Denisa Qori McDonald
Machine Learning Researcher and Engineer building reliable learning systems for structured sequential data
I design machine learning systems for multivariate, human-generated data, focusing on preserving useful signal under noise, sparsity, limited observability, and distribution shift.
My work spans knitted textile sensors, conversational behavior, and physiological time series. While these domains are distinct, they raise the same underlying machine learning questions: how to learn from sparse observations, generalize across users and conditions, and build representations that remain resilient to uncontrolled conditions.
I also build reusable ML infrastructure: modular pipelines for preprocessing, representation learning, evaluation, and deployment under variable real-world conditions. These questions are central to modern ML systems, including foundation models, where representation quality, robustness under shift, and behavior beyond controlled environments are central challenges.
What I Work On
Robust representation learning
Designing features and learned representations for sequential and multivariate data that remain informative across users, environments, and naturalistic variation. I focus on recovering stable information from noisy, sparse, or partially observed signals.
Temporal modeling under uncontrolled conditions
Developing machine learning approaches for behavioral, physiological, and sensor-based time series, combining signal processing, feature construction, and learned models to capture meaningful temporal patterns across users, settings, and conditions.
End-to-end ML systems
Building reusable machine learning pipelines from multichannel inputs and preprocessing through modeling, evaluation, and deployment. I see architecture, evaluation design, and implementation constraints as part of the ML problem itself, because they shape what a model can learn, how it can be tested, and whether it can be used reliably.
Research Perspective
The question running through my work is how learning systems remain reliable when data are noisy, users differ, and practical conditions shift.
Across projects, I have considered high predictive performance as one measure of success, but not the only one. I also investigate whether the learned structure is valid beyond the setting in which it was first evaluated, which naturally leads to studying representation quality, robustness, and evaluation under cross-context variation.
Selected Work
Representation Learning for Sparse Textile Sensing
Developed machine learning methods for touch localization and gesture recognition from minimally wired knitted sensors, showing how stable representations and temporal models can recover human intent under hardware, physical, and interaction constraints.
This work frames sparse textile sensing as a machine learning problem in limited observability: learning useful representations from minimal, noisy measurements while testing whether they generalize across users and conditions.
Computational Modeling of Naturalistic Social Behavior
Built interpretable temporal representations of head movement and social behavior in face-to-face interaction, enabling quantitative modeling of clinically relevant behavioral signals in ecologically valid settings.

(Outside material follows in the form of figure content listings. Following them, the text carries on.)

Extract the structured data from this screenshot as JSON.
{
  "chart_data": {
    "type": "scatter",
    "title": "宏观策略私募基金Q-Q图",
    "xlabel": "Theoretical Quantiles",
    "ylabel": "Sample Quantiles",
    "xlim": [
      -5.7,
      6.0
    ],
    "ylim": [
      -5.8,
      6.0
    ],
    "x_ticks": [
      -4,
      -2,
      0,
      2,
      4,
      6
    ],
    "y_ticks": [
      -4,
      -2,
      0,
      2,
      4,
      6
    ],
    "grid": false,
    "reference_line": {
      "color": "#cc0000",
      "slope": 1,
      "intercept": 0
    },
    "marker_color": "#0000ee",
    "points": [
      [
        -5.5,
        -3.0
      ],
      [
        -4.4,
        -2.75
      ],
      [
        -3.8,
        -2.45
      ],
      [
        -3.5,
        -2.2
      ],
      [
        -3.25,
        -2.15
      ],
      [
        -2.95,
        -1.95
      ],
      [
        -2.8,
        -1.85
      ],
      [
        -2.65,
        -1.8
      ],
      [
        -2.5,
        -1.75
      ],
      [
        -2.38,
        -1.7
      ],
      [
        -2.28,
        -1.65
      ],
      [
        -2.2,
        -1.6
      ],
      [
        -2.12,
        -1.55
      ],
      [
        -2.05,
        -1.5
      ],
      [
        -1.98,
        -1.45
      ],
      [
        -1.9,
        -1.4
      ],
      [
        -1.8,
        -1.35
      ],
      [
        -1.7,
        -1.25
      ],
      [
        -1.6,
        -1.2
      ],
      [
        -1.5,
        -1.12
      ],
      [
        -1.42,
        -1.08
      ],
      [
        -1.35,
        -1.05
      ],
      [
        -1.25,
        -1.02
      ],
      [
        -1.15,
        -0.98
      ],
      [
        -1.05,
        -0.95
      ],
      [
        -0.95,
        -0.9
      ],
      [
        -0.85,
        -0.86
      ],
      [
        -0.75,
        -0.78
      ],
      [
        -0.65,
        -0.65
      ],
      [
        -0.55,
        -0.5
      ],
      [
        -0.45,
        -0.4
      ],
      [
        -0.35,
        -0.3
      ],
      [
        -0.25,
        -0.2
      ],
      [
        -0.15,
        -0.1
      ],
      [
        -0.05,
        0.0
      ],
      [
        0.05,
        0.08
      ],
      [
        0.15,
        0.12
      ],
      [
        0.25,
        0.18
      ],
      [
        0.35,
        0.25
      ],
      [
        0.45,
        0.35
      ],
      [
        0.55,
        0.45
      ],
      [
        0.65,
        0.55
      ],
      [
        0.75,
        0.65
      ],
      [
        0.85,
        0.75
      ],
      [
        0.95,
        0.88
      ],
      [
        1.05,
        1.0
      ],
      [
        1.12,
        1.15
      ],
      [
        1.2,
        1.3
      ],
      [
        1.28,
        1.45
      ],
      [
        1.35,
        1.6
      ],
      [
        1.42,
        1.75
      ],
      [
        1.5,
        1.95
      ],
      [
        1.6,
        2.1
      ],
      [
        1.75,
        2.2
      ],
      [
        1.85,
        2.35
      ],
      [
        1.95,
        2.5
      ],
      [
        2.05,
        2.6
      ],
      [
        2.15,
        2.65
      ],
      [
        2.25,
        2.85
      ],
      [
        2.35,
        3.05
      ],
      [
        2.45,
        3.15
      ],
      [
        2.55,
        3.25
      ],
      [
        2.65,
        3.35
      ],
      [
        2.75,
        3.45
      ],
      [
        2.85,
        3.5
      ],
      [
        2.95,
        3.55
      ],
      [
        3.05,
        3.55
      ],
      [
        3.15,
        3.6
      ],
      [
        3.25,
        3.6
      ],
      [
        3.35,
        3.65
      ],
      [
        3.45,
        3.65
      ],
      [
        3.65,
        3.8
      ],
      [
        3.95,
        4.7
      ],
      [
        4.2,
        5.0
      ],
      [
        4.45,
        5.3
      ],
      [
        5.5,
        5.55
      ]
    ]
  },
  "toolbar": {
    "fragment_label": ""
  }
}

This project shows how noisy temporal behavior can be modeled as structured signal rather than incidental variation, while preserving interpretability for developmental and clinical questions.
Physiological Time-Series Modeling
Developed early machine learning pipelines for physiological signals, including fNIRS, establishing foundations in signal representation, temporal modeling, and sound analysis of noisy human-generated data.
This work helped me standardize my approach to real-world machine learning, grounding it not only in representation design, but also in preprocessing, repeatability, replication, and cross-condition evaluation.